Caminhamos em silêncio, lado a lado, até o quarto de Audrey, e eu a depositei na cama assim que chegamos. Relena pegou os remédios que o médico havia receitado e deu a menina, que minutos depois estava dormindo com uma expressão serena e relaxada. Nos sentamos nas cadeiras que tinham no quarto e ficamos velando o sono dela, com medo de que ela nos deixasse se saíssemos daqui.

-Heero? – desvio os olhos do rosto adormecido de Audrey e olho para Relena do lado oposto da cama.

-Hum?

-Recebi uma ligação do hospital de manhã. – senti meus músculos retesarem. Sempre detestei hospitais durante a guerra. Agora os odeio com todo o meu ser. –Eles disseram que encontraram outro compatível. – suprimi um suspiro. Não era a primeira vez que recebíamos avisos desse tipo. Sendo a filha da Ministra da Paz que estava doente, o mundo se mobilizava para ajudar. E eu nunca estive tão agradecido pela influência de Relena sobre as pessoas. Porém, por mais boa vontade que elas tenham, querer ajudar, no nosso caso, não era o bastante.

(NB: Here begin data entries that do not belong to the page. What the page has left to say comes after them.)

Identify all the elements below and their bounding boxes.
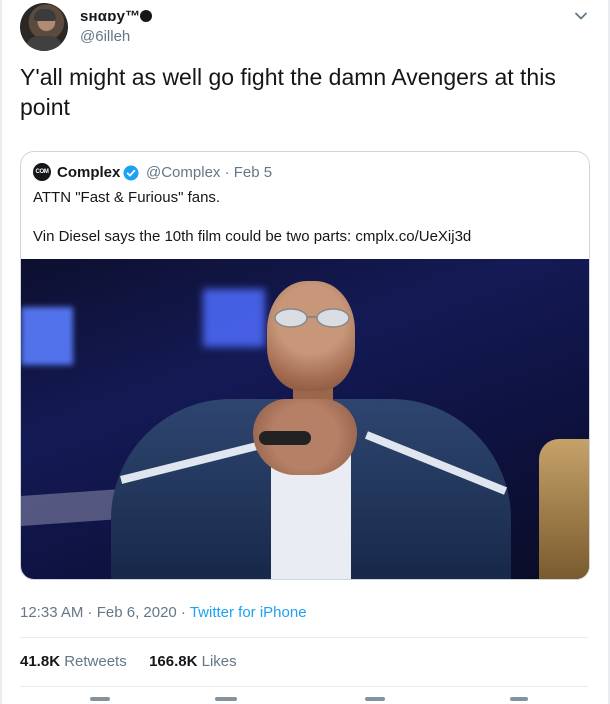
quoted-tweet-card[interactable]: COM PLX Complex @Complex · Feb 5 ATTN "F… <box>20 151 590 580</box>
author-display-name[interactable]: sнαɒy™ <box>80 8 140 25</box>
stage-light-left <box>21 307 73 365</box>
display-name-emoji-icon <box>140 10 152 22</box>
quoted-media-image[interactable] <box>21 259 589 579</box>
person-head <box>267 281 355 391</box>
quoted-text-line1: ATTN "Fast & Furious" fans. <box>33 189 221 206</box>
quoted-author-name[interactable]: Complex <box>57 164 120 181</box>
tweet-stats: 41.8K Retweets 166.8K Likes <box>20 653 237 670</box>
retweets-count[interactable]: 41.8K <box>20 653 60 670</box>
retweet-icon[interactable] <box>215 697 237 701</box>
background-person-right <box>539 439 589 579</box>
chevron-down-icon[interactable] <box>573 8 589 24</box>
retweets-label[interactable]: Retweets <box>60 653 127 670</box>
verified-icon <box>123 165 139 181</box>
tweet-text: Y'all might as well go fight the damn Av… <box>20 64 556 120</box>
action-bar <box>0 697 610 704</box>
likes-label[interactable]: Likes <box>197 653 237 670</box>
stage-light-center <box>203 289 265 347</box>
reply-icon[interactable] <box>90 697 110 701</box>
quoted-handle-date[interactable]: @Complex · Feb 5 <box>146 164 272 181</box>
sunglasses-shape <box>274 308 350 328</box>
divider <box>20 686 588 687</box>
microphone <box>259 431 311 445</box>
author-handle[interactable]: @6illeh <box>80 28 130 45</box>
like-icon[interactable] <box>365 697 385 701</box>
avatar-shirt-shape <box>26 36 62 51</box>
quoted-avatar[interactable]: COM PLX <box>33 163 51 193</box>
frame-left-border <box>0 0 2 704</box>
time-date[interactable]: 12:33 AM · Feb 6, 2020 · <box>20 604 190 621</box>
likes-count[interactable]: 166.8K <box>149 653 197 670</box>
author-avatar[interactable] <box>20 3 68 51</box>
avatar-hat-shape <box>34 9 56 21</box>
divider <box>20 637 588 638</box>
source-link[interactable]: Twitter for iPhone <box>190 604 307 621</box>
quoted-text-line2: Vin Diesel says the 10th film could be t… <box>33 228 472 245</box>
tweet-timestamp: 12:33 AM · Feb 6, 2020 · Twitter for iPh… <box>20 604 307 621</box>
share-icon[interactable] <box>510 697 528 701</box>
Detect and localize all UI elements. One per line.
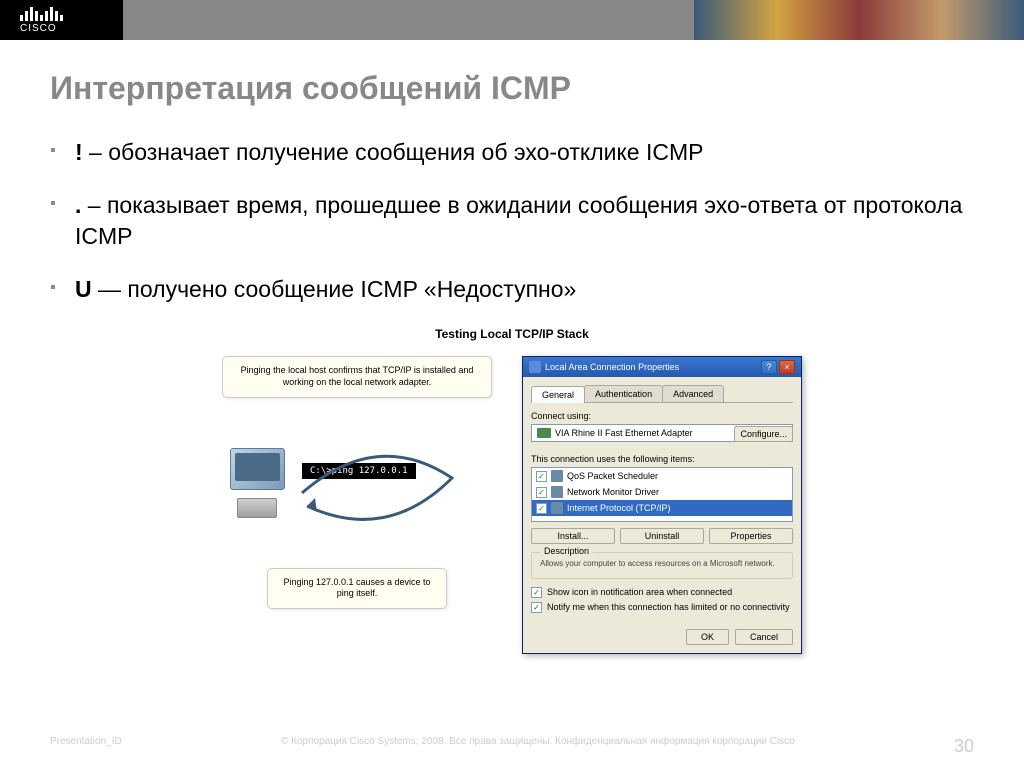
properties-button[interactable]: Properties — [709, 528, 793, 544]
pc-illustration: C:\>ping 127.0.0.1 — [222, 423, 492, 543]
protocol-icon — [551, 486, 563, 498]
items-label: This connection uses the following items… — [531, 454, 793, 464]
logo-text: CISCO — [20, 23, 63, 34]
slide-number: 30 — [954, 736, 974, 757]
properties-dialog: Local Area Connection Properties ? × Gen… — [522, 356, 802, 653]
item-label: Internet Protocol (TCP/IP) — [567, 503, 671, 513]
logo-bars-icon — [20, 7, 63, 21]
configure-button[interactable]: Configure... — [734, 426, 793, 442]
callout-bottom: Pinging 127.0.0.1 causes a device to pin… — [267, 568, 447, 609]
protocol-icon — [551, 470, 563, 482]
install-button[interactable]: Install... — [531, 528, 615, 544]
items-listbox[interactable]: ✓ QoS Packet Scheduler ✓ Network Monitor… — [531, 467, 793, 522]
list-item[interactable]: ✓ Network Monitor Driver — [532, 484, 792, 500]
bullet-marker: ! — [75, 139, 83, 165]
tab-general[interactable]: General — [531, 386, 585, 403]
list-item[interactable]: ✓ Internet Protocol (TCP/IP) — [532, 500, 792, 516]
uninstall-button[interactable]: Uninstall — [620, 528, 704, 544]
help-button[interactable]: ? — [761, 360, 777, 374]
ok-button[interactable]: OK — [686, 629, 729, 645]
dialog-footer: OK Cancel — [523, 625, 801, 653]
diagram-title: Testing Local TCP/IP Stack — [50, 327, 974, 341]
bullet-item: U — получено сообщение ICMP «Недоступно» — [50, 274, 974, 305]
bullet-item: . – показывает время, прошедшее в ожидан… — [50, 190, 974, 252]
list-item[interactable]: ✓ QoS Packet Scheduler — [532, 468, 792, 484]
cancel-button[interactable]: Cancel — [735, 629, 793, 645]
top-banner: CISCO — [0, 0, 1024, 40]
dialog-titlebar[interactable]: Local Area Connection Properties ? × — [523, 357, 801, 377]
bullet-item: ! – обозначает получение сообщения об эх… — [50, 137, 974, 168]
bullet-text: – обозначает получение сообщения об эхо-… — [83, 139, 704, 165]
bullet-text: – показывает время, прошедшее в ожидании… — [75, 192, 962, 249]
protocol-icon — [551, 502, 563, 514]
checkbox[interactable]: ✓ — [531, 587, 542, 598]
banner-photo-strip — [63, 0, 1024, 40]
bullet-list: ! – обозначает получение сообщения об эх… — [50, 137, 974, 305]
tabs: General Authentication Advanced — [531, 385, 793, 403]
item-buttons: Install... Uninstall Properties — [531, 528, 793, 544]
slide-content: Интерпретация сообщений ICMP ! – обознач… — [0, 40, 1024, 684]
item-label: Network Monitor Driver — [567, 487, 659, 497]
tab-advanced[interactable]: Advanced — [662, 385, 724, 402]
option-label: Notify me when this connection has limit… — [547, 602, 790, 612]
tab-authentication[interactable]: Authentication — [584, 385, 663, 402]
close-button[interactable]: × — [779, 360, 795, 374]
loopback-arrow-icon — [297, 438, 457, 528]
copyright-text: © Корпорация Cisco Systems, 2008. Все пр… — [281, 736, 795, 757]
checkbox[interactable]: ✓ — [536, 503, 547, 514]
window-controls: ? × — [761, 360, 795, 374]
dialog-title: Local Area Connection Properties — [545, 362, 679, 372]
bullet-text: — получено сообщение ICMP «Недоступно» — [92, 276, 577, 302]
option-label: Show icon in notification area when conn… — [547, 587, 732, 597]
cisco-logo: CISCO — [20, 7, 63, 34]
item-label: QoS Packet Scheduler — [567, 471, 658, 481]
description-title: Description — [540, 546, 593, 556]
computer-icon — [222, 448, 292, 518]
notify-option[interactable]: ✓ Notify me when this connection has lim… — [531, 602, 793, 613]
callout-top: Pinging the local host confirms that TCP… — [222, 356, 492, 397]
diagram-container: Testing Local TCP/IP Stack Pinging the l… — [50, 327, 974, 653]
network-icon — [529, 361, 541, 373]
nic-icon — [537, 428, 551, 438]
show-icon-option[interactable]: ✓ Show icon in notification area when co… — [531, 587, 793, 598]
adapter-name: VIA Rhine II Fast Ethernet Adapter — [555, 428, 693, 438]
checkbox[interactable]: ✓ — [536, 471, 547, 482]
presentation-id: Presentation_ID — [50, 736, 122, 757]
diagram-left: Pinging the local host confirms that TCP… — [222, 356, 492, 609]
dialog-body: General Authentication Advanced Connect … — [523, 377, 801, 624]
slide-footer: Presentation_ID © Корпорация Cisco Syste… — [0, 736, 1024, 757]
connect-label: Connect using: — [531, 411, 793, 421]
description-text: Allows your computer to access resources… — [540, 559, 784, 569]
checkbox[interactable]: ✓ — [536, 487, 547, 498]
checkbox[interactable]: ✓ — [531, 602, 542, 613]
slide-title: Интерпретация сообщений ICMP — [50, 70, 974, 107]
description-group: Description Allows your computer to acce… — [531, 552, 793, 578]
bullet-marker: U — [75, 276, 92, 302]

-Lena… - eu sabia que não poderia perder as esperanças, mas eu estava ficando cansado dessas viagens, partindo com as expectativas elevadas e voltando com o coração despedaçado.

-Não podemos desistir Heero. – ela levantou-se e veio até mim, ajoelhando-se em minha frente e segurando minhas mãos entre as suas. –Cada ponta de esperança tem que ser considerada. E temos que continuar insistindo. Audrey venceu a sua primeira batalha quando conseguiu nascer. E está lutando bravamente pela sua vida novamente. E temos que lutar ao lado dela, sempre fortes. Ela é uma guerreira Heero… - nisso ela sorriu para mim. -… como o pai. – não era a toa que Relena era o símbolo da paz. Apenas as suas palavras conseguiam aliviar os corações mais aflitos. E eu tive que sorrir um pouco.

-E onde fica esse possível doador?

-L2. – L2, a Colônia de Duo. Eu não ia a L2 há dezoito anos, e mesmo depois de eu entrar para os Preventers, geralmente as minhas missões eram mais terrestres. Talvez a esperança realmente estivesse no espaço.

Com isso em mente, me ergui da cadeira onde estava e sai do quarto rapidamente. Precisava preparar tudo para a minha ida a L2, porque estranhamente eu tinha a sensação de que dessa vez, a viagem valeria a pena.